‘Ninguém liga para PMs mortos’, diz americana que luta por justiça para noivo executado no Rio

Cassia Roth e Clayton Fagner Alves Dias eram um casal improvável. Ela, uma historiadora americana em vias de obter o título de doutorado pela Universidade da Califórnia em Los Angeles (UCLA); ele, um policial militar do Rio de Janeiro, lotado na Unidade de Polícia Pacificadora da favela de Manguinhos e prestes a interromper a breve carreira de PM para se mudar para os Estados Unidos, se casar com a noiva e iniciar uma nova vida.

Faltava pouco mais de um mês para a viagem planejada quando Clayton foi perseguido por traficantes da comunidade da zona norte do Rio ao deixar o serviço. De moto a caminho de casa, o PM de 30 anos foi atingido por quase 20 tiros pelas costas na Estrada do Galeão, na Ilha do Governador, por volta das 19h. Chegou a sobreviver a uma cirurgia, mas morreu horas depois do ataque. Era a madrugada de 29 de abril de 2015.

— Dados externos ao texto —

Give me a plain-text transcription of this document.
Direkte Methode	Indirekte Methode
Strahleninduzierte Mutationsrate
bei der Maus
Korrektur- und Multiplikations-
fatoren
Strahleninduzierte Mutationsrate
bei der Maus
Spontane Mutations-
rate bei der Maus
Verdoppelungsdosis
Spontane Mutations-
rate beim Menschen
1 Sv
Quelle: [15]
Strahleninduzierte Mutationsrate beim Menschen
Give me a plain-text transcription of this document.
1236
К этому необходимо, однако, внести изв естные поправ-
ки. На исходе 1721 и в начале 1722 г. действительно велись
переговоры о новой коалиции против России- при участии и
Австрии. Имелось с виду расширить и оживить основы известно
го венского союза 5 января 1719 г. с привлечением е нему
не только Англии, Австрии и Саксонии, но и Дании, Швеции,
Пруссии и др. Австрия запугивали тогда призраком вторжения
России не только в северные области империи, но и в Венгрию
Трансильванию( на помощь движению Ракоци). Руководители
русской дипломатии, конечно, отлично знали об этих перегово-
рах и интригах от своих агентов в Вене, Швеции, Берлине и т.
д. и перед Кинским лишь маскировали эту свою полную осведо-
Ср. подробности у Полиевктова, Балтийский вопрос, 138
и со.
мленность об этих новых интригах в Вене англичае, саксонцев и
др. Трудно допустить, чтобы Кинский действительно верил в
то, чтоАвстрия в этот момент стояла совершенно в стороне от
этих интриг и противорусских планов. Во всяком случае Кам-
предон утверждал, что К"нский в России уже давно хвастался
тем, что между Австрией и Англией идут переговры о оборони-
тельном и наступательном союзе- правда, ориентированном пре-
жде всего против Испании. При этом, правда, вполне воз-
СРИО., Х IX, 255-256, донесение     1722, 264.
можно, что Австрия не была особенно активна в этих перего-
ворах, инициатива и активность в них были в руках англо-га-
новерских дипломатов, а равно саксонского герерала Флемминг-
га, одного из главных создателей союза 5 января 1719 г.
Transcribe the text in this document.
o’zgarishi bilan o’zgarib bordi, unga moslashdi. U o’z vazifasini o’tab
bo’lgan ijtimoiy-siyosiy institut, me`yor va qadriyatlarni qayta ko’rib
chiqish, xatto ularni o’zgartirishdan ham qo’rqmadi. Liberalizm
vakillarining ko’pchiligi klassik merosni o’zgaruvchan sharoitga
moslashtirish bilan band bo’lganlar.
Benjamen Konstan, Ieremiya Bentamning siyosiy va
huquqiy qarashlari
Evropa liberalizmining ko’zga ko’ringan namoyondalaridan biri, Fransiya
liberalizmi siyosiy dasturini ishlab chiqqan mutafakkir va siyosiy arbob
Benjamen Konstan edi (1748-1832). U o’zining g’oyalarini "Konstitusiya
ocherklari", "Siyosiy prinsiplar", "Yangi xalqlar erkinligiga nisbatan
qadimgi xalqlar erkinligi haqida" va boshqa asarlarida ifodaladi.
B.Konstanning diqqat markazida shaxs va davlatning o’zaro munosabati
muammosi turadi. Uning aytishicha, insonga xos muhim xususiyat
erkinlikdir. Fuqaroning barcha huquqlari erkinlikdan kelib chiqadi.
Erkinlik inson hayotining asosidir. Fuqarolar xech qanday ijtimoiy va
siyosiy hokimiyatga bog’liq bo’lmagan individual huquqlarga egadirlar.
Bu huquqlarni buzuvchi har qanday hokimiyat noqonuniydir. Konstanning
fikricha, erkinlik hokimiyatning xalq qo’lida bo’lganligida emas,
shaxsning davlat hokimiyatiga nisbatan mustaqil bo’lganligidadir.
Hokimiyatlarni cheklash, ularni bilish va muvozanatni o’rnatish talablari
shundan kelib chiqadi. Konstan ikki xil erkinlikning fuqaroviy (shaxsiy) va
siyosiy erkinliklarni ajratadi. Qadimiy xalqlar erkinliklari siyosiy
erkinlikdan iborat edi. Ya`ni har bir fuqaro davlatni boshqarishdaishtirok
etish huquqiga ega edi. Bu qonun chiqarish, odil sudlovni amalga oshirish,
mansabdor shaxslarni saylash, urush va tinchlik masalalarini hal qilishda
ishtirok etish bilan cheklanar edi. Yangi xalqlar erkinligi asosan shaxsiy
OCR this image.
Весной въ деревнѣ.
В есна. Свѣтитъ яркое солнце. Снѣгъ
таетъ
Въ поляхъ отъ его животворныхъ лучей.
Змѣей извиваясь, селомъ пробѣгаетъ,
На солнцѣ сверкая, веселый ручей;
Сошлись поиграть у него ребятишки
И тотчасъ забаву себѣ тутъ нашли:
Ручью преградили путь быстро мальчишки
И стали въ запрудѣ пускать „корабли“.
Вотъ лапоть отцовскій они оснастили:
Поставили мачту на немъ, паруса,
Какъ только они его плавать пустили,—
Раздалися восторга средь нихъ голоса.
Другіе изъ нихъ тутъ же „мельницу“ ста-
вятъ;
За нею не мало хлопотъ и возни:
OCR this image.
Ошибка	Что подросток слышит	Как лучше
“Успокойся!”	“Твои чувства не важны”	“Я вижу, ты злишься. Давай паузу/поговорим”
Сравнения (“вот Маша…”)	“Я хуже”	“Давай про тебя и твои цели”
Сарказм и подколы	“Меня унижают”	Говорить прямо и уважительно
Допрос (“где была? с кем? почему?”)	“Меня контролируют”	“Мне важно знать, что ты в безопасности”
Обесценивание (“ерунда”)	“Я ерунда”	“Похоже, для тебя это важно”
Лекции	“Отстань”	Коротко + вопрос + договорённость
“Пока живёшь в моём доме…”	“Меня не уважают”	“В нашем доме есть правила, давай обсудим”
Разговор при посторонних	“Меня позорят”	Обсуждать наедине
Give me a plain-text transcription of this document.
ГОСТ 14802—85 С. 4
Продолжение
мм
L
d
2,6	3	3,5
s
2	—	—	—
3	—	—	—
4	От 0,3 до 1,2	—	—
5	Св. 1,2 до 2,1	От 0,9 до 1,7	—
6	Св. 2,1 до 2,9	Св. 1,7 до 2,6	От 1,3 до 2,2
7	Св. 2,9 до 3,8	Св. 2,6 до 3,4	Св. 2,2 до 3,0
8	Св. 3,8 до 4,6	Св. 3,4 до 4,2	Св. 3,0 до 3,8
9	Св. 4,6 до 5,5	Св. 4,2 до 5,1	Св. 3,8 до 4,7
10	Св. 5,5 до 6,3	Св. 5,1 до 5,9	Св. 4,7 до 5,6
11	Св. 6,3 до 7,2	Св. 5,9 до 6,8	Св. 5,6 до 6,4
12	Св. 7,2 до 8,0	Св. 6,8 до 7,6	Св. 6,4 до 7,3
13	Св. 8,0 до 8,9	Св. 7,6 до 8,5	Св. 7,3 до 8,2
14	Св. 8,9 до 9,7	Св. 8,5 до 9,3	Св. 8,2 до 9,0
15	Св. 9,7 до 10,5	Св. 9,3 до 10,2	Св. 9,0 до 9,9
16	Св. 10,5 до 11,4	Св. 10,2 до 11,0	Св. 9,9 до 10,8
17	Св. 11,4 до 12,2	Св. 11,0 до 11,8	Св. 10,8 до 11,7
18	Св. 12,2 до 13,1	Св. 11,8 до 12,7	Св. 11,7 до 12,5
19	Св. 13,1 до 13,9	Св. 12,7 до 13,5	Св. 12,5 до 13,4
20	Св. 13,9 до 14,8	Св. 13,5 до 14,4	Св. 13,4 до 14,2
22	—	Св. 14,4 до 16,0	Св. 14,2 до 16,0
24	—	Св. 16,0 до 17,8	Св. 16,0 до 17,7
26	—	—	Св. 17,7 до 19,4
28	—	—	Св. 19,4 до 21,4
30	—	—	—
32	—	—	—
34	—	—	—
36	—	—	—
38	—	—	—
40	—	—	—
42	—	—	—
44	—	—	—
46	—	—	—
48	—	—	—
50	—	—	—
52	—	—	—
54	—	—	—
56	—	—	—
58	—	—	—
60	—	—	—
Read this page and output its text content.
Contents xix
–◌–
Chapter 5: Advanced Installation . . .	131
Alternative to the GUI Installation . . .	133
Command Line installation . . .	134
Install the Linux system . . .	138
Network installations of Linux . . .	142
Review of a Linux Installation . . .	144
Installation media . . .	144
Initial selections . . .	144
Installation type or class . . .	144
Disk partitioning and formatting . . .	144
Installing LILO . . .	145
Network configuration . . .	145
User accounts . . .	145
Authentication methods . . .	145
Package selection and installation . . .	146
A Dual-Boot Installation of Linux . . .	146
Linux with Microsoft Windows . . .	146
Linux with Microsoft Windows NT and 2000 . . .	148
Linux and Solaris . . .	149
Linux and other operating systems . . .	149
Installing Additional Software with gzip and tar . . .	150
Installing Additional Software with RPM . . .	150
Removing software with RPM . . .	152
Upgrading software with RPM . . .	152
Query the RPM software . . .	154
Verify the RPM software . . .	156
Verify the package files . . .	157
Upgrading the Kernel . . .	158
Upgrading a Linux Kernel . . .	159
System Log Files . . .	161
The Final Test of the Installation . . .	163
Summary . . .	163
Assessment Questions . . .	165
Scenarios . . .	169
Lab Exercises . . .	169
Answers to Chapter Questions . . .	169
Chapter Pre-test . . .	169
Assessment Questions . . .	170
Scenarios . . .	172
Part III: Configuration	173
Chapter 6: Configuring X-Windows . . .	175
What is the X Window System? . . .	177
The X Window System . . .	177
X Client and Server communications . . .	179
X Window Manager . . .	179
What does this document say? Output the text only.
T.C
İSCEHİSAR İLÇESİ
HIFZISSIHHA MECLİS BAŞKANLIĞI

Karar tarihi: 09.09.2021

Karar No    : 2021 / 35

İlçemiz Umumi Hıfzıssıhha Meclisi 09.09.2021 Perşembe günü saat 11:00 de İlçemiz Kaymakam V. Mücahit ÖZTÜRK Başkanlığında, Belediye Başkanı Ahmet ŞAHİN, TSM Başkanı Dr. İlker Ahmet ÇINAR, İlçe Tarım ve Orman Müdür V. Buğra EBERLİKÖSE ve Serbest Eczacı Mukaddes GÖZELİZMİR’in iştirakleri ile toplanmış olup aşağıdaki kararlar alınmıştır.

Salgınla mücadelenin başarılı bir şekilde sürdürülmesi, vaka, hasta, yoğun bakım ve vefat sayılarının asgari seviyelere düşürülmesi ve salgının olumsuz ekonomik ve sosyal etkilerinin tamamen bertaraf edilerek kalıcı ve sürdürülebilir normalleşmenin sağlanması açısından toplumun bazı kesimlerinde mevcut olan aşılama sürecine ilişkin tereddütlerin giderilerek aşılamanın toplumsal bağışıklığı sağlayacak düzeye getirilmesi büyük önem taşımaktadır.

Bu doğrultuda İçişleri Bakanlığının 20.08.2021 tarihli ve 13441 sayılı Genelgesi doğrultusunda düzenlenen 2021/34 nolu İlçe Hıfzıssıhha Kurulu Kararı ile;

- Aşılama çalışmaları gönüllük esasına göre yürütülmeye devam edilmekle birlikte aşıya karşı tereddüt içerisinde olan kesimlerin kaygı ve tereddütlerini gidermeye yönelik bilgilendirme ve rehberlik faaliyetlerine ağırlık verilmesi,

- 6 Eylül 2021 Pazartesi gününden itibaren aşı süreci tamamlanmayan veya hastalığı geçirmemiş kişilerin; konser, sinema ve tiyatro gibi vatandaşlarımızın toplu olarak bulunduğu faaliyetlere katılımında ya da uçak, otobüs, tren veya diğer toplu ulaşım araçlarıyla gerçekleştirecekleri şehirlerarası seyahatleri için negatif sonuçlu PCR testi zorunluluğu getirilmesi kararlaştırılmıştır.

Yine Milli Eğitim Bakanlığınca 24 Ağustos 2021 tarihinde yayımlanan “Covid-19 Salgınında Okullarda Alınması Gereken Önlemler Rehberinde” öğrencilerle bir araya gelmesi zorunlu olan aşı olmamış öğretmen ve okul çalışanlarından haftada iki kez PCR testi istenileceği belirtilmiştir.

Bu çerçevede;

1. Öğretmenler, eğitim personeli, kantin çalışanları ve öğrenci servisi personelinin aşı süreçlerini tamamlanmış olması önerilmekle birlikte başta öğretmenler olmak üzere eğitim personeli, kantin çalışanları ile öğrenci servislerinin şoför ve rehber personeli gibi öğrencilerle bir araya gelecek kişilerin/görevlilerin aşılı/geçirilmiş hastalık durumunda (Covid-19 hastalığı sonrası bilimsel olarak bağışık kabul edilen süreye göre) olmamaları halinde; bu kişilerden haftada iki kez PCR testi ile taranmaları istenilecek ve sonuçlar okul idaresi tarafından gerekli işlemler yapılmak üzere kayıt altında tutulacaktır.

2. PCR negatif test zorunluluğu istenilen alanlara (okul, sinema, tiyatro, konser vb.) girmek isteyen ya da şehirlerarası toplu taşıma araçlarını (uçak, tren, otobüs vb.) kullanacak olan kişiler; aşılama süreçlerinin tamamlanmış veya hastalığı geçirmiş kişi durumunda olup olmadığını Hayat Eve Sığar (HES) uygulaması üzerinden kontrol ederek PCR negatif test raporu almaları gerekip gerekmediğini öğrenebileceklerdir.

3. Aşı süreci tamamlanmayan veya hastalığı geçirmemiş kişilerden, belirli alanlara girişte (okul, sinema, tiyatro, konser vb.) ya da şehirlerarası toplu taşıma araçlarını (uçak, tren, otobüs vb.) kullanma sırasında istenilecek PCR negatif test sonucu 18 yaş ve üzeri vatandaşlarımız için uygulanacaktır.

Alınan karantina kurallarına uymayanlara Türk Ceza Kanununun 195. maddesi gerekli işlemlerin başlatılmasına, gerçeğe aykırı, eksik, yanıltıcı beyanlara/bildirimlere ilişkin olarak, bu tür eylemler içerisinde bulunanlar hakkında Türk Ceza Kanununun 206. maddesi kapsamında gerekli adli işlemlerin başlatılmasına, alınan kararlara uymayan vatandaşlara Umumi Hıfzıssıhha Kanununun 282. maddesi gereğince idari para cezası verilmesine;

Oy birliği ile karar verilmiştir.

Quase três anos se passaram e o caso de Clayton permanece sem resolução, como mais de 90% dos homicídios que ocorrem no Brasil, e em meio à estatística alarmante de assassinatos de PMs no Rio.

Em meio à grave crise fiscal do Estado, aos cortes de recursos para a segurança pública e à escalada de violência no Rio, 134 PMs foram mortos em 2017 e outros 146 no ano anterior. Em 2015, Clayton foi um dos 91 PMs assassinados no Estado.

Cassia deixou o Brasil após a morte de Clayton, mas vem lutando como pode para que o assassinato seja elucidado. Quatro traficantes foram identificados e há suspeita de que uma banda podre da polícia tenha tido envolvimento.

No processo, a americana diz que vem tendo de lidar com grandes diferenças estruturais e culturais entre os Estados Unidos e o Brasil – tanto no sistema criminal e nas taxas de elucidação de homicídio quanto na forma de a sociedade brasileira ver a polícia.

“Já faz quase três anos e ninguém foi a julgamento ainda. Nesse meio tempo, muitos outros policiais foram assassinados, e o trabalho dos investigadores vai se acumulando. Faltam recursos para investigar, mas também falta ênfase por parte do governo”, lamenta ela.

“Parece que ninguém liga”, desabafa. “Acho que isso reflete a maneira como as pessoas veem a Polícia Militar. Elas já supõem que policiais sejam violentos e sejam corruptos. Não ligam (quando morrem)”, diz Cassia, agora fazendo um pós-doutorado em Edimburgo, na Escócia.